Marni menyebut, hanya sekitar 5% saja jagal rumahan yang masih memakai teknik penggemukan sapi secara instan ini. Menurutnya, konsumen lebih memilih daging sapi berkualitas dibanding daging hasil gelonggongan. Hal ini yang mendorong para jagal untuk berhenti menggelonggong sapi. Paguyubannya yang beranggotakan sekitar 70 jagal bertekad untuk memproduksi daging berlabel bagus dan berkualitas baik. Pasalnya, konsumen praktis tidak menghendaki daging basah atau gelonggongan.
“Jika ada pelaku penggelonggongan, kami akan menyerahkan sepenuhnya kepada petugas yang berwajib,” imbuhnya.
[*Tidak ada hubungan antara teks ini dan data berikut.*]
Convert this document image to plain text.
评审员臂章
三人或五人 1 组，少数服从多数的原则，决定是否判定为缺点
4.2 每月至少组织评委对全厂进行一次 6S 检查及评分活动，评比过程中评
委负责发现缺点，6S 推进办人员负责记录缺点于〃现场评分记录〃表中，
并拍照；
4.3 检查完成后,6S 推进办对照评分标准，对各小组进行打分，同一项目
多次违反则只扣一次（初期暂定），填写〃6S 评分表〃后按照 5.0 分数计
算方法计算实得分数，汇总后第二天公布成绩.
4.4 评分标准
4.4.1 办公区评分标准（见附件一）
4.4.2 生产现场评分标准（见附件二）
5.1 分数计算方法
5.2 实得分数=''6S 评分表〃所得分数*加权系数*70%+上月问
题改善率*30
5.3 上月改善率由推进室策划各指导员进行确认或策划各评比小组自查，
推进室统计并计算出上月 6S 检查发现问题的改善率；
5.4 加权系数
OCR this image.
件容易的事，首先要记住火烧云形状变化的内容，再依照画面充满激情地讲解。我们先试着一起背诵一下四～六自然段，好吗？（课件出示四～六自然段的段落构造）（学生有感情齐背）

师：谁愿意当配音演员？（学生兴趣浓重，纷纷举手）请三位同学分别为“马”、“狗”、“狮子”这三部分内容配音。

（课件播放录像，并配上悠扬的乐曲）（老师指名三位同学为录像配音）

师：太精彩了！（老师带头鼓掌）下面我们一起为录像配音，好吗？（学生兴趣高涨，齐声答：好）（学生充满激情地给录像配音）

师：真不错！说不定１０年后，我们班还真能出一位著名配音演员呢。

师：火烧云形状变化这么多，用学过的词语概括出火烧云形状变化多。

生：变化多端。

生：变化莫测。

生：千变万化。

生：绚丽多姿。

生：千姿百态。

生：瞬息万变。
Lebih lanjut ia mengatakan, RPH rumahan di Ampel mencapai 50 tempat. RPH ini masih eksis karena jagal lebih senang menyembelih sapi pada malam hari di rumahnya.
Sementara itu, Kepala Dinas Peternakan dan Perikanan (Disnakkan) Boyolali, Darsono mengakui, praktik gelonggongan sapi belum sepenuhnya bisa diberantas di Boyolali. Akan tetapi, jumlahnya terus menurun lantaran para jagal semakin sadar akan kualitas daging. “RPH Ampel milik Pemkab Boyolali tidak menerima sapi gelonggongan. Kami terus melakukan pembinaan kepada para jagal,” ujarnya.
Darsono menjelaskan, pembinaan secara persuasif ini lebih efektif untuk meminimalisir praktik gelonggongan sapi ini. Alhasil, para jagal juga tidak lagi menyembelih sapi betina atau sapi sakit.